Thank you Amy for bringing up such a compelling subject. I am utterly dismayed that a social worker at a cancer institute would treat you in this appalling fashion when you brought up the subject of your will, yet oddly enough I am not surprised.

I spent the past 10 years working in a 17-bed hospice palliative care unit, where this old nurses' joke is told*:

Q: Why do they put nails in coffins?
A: To keep the oncologists out.

*Example of classic black humour among experienced hospice nurses - not meant to be amusing of course, as much as a despairing observation of the puzzling unwillingness of many (not all, thank goodness) working in oncology to even mention the "D" word to their patients - even, as in your case, when they sincerely ask for help in end-of-life planning. "Just one more round of chemo!!!" is the frequent battle refrain. They even often refer to treatment options in wartime semantics like that. You have to "fight" this diagnosis and "win" the "battle".

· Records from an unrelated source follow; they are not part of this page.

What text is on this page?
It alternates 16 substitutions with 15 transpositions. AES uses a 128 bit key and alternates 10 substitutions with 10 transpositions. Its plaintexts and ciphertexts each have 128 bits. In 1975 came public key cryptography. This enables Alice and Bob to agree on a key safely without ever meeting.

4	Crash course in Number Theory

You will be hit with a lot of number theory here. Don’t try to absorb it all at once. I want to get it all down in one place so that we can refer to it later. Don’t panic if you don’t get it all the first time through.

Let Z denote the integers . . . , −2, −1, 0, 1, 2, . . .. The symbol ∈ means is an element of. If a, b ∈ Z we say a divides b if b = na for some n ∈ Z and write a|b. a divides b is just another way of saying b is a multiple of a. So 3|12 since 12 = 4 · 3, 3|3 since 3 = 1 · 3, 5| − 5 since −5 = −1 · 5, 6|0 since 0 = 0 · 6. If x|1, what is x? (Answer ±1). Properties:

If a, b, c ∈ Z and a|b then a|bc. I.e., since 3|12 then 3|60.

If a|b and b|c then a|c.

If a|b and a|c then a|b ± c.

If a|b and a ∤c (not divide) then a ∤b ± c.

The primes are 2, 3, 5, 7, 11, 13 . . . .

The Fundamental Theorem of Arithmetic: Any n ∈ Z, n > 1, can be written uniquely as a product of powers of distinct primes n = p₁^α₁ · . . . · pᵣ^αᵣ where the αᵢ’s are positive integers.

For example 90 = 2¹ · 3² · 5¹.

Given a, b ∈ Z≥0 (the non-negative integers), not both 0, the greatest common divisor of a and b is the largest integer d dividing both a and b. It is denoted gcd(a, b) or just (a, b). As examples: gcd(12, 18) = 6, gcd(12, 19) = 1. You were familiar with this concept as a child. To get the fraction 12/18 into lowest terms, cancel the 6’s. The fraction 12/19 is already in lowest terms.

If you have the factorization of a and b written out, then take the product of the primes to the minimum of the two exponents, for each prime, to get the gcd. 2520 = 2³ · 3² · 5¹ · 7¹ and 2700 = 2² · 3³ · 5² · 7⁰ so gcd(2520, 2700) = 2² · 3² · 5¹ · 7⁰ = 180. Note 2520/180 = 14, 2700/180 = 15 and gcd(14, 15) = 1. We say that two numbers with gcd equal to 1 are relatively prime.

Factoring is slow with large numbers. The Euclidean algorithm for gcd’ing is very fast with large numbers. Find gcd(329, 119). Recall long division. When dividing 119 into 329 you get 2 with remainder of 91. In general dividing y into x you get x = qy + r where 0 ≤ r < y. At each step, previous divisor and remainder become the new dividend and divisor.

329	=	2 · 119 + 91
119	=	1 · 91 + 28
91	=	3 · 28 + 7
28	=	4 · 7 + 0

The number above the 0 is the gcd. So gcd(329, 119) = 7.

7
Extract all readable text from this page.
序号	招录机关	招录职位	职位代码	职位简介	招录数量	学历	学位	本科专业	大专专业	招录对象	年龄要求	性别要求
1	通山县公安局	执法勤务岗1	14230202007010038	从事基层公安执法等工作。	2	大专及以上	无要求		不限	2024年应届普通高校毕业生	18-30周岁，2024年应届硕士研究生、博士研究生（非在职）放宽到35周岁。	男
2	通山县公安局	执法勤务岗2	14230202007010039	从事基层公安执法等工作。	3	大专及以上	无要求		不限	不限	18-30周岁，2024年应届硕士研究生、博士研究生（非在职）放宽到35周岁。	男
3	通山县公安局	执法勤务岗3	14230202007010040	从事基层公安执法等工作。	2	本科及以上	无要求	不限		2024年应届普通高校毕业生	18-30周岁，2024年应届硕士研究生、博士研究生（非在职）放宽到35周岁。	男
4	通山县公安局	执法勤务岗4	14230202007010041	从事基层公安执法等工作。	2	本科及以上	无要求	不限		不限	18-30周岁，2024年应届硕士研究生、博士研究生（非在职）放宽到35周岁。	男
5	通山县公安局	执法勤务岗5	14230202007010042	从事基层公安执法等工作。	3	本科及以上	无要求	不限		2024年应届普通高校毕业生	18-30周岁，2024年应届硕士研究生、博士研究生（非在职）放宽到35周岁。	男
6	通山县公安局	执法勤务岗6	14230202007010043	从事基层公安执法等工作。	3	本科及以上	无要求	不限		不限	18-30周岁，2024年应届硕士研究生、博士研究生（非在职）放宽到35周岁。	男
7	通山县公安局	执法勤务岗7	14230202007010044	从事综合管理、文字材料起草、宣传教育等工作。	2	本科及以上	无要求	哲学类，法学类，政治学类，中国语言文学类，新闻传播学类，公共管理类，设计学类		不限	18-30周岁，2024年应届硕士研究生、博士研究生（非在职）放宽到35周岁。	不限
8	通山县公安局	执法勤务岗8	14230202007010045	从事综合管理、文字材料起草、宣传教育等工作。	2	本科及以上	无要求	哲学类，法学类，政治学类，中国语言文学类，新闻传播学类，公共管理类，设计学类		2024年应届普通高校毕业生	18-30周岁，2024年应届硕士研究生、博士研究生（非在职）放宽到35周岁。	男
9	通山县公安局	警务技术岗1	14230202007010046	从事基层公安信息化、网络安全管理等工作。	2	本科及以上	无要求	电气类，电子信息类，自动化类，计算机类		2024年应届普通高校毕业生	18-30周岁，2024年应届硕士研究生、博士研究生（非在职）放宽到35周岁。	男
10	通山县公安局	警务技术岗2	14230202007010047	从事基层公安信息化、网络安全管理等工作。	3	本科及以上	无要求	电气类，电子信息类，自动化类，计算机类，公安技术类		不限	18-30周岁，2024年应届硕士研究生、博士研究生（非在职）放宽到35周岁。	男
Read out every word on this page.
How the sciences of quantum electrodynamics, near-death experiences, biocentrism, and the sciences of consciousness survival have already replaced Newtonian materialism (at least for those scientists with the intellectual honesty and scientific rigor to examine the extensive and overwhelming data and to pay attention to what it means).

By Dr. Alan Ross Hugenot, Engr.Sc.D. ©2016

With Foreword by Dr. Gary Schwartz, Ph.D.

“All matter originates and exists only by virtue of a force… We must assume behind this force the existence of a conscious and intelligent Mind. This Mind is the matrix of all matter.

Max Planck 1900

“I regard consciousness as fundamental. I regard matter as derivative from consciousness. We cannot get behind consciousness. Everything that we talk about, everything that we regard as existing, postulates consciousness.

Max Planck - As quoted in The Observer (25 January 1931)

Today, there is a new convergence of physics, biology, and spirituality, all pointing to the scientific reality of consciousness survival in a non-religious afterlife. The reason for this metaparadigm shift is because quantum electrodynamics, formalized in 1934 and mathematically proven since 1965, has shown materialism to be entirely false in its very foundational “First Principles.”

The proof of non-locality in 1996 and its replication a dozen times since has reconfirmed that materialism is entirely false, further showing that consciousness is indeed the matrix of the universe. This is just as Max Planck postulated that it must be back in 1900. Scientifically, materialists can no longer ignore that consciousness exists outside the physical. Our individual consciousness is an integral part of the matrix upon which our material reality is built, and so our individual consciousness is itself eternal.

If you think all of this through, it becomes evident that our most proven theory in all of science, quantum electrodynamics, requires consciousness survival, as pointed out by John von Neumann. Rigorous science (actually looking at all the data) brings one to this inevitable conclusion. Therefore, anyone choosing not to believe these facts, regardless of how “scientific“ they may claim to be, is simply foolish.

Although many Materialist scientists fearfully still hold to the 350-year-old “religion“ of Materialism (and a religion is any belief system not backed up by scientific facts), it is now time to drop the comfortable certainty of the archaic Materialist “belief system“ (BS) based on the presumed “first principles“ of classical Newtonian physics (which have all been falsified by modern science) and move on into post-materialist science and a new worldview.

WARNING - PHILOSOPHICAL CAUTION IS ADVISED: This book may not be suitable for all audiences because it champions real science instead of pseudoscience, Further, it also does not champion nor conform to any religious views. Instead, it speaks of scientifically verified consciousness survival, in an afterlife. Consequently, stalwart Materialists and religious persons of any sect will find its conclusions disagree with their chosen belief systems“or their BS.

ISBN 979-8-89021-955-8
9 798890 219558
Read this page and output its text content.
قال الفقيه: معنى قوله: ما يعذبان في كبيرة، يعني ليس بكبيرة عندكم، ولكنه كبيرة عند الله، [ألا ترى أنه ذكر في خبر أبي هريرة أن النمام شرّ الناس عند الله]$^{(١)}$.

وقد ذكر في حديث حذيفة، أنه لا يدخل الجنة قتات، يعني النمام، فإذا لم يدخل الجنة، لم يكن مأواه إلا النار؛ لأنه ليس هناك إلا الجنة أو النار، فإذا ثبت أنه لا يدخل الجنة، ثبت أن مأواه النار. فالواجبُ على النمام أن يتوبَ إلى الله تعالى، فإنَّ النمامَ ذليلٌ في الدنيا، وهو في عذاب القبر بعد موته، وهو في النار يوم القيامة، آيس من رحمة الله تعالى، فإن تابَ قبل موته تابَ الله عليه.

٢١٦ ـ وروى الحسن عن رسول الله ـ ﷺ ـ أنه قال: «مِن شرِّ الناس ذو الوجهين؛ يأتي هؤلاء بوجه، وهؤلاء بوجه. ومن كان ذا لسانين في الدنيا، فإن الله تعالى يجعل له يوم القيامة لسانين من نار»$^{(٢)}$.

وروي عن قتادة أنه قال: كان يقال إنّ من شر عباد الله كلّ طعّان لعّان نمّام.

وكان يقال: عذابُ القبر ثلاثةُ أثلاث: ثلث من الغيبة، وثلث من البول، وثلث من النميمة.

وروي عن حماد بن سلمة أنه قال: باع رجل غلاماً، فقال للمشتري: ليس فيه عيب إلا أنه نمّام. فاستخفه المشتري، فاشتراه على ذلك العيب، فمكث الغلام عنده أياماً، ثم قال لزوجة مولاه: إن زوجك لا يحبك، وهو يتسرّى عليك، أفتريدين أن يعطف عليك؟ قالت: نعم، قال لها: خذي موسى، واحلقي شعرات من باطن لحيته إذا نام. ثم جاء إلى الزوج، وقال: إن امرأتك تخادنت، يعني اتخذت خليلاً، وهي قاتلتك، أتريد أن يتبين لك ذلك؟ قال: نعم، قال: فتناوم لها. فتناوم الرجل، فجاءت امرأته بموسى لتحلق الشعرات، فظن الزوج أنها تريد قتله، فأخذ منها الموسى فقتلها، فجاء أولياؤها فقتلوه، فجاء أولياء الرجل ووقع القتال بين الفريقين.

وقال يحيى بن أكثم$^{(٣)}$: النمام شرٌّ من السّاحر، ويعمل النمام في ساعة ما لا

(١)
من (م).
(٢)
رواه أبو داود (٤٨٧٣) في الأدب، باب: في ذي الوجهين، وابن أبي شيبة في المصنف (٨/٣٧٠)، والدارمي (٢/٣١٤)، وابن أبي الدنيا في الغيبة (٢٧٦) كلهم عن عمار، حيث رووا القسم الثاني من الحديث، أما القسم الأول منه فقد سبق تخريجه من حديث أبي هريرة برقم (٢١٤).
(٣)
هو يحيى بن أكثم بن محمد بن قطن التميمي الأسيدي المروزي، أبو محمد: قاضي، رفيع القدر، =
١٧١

My own very biased attitude is that if "health care professionals are uncomfortable talking about death and dying, or hearing their patients openly confront their illness" - these people should NOT be working in cancer hospitals. Period.

We also have a saying in hospice palliative care that just because something CAN be done, doesn't mean it SHOULD be done. My best guess is there is no such saying in oncology...

Thanks again for such an astute and important post, and best of luck to you in your own journey.